Getting Desperate Now and very angry

1 minute read time.

Monday 6th June, 2011

John got up this morning but was back in bed after only half an hour because of the retching and pain.  Had trouble getting his tablets down but did manage in the end.  I hate to see him like this.

I cancelled his doctor's appointment for tomorrow to check his blood pressure and requested that a district nurse come out instead.  The receptionist was very offhand but promised to get a nurse to contact me - still waiting.  I actually think that his blood pressure is the least of his problems so not too bothered about that.

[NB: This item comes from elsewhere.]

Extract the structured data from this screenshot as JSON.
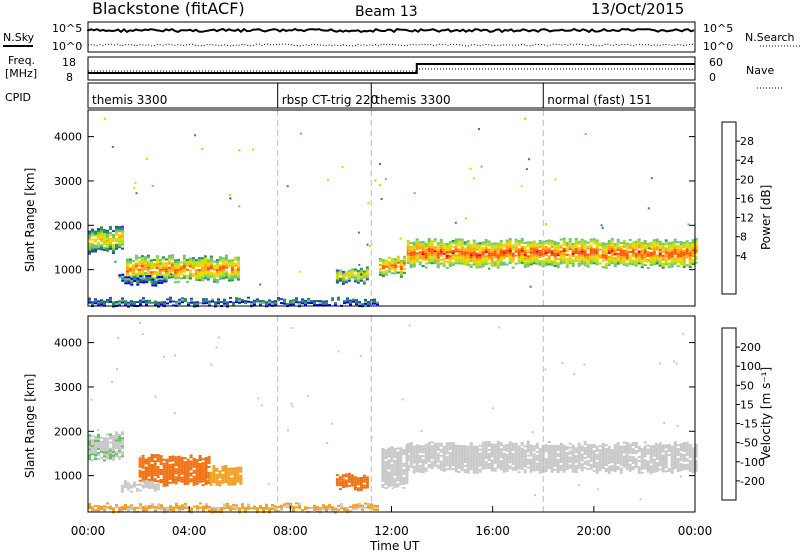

Then I phoned the Mac Helpline to ask how long they thought it would be before we were contacted by our local MacMillan.  Again no joy.  He told me it could take up to TWO WEEKS before somebody contacts us because they're so busy.  So, where do we go from here?

I'm dreading Thursday when we go to the hospital for the results of the scan but I'm determined to get him there even though he might be retching in the waiting room - the other patients will have to put up with it!  He carries a bowl with him everywhere now. 

Very scared about the future.  I don't want him to go into hospital.  I want to look after him at home but how can I do it without any support?

I'm seething with anger and yet the tears are welling up but I daren't start blubbing because it would upset John.   As my lovely nan would have said, BUGGER, BUGGER, BUGGER, BUGGER, BUGGER, BUGGER BUGGER!!!!!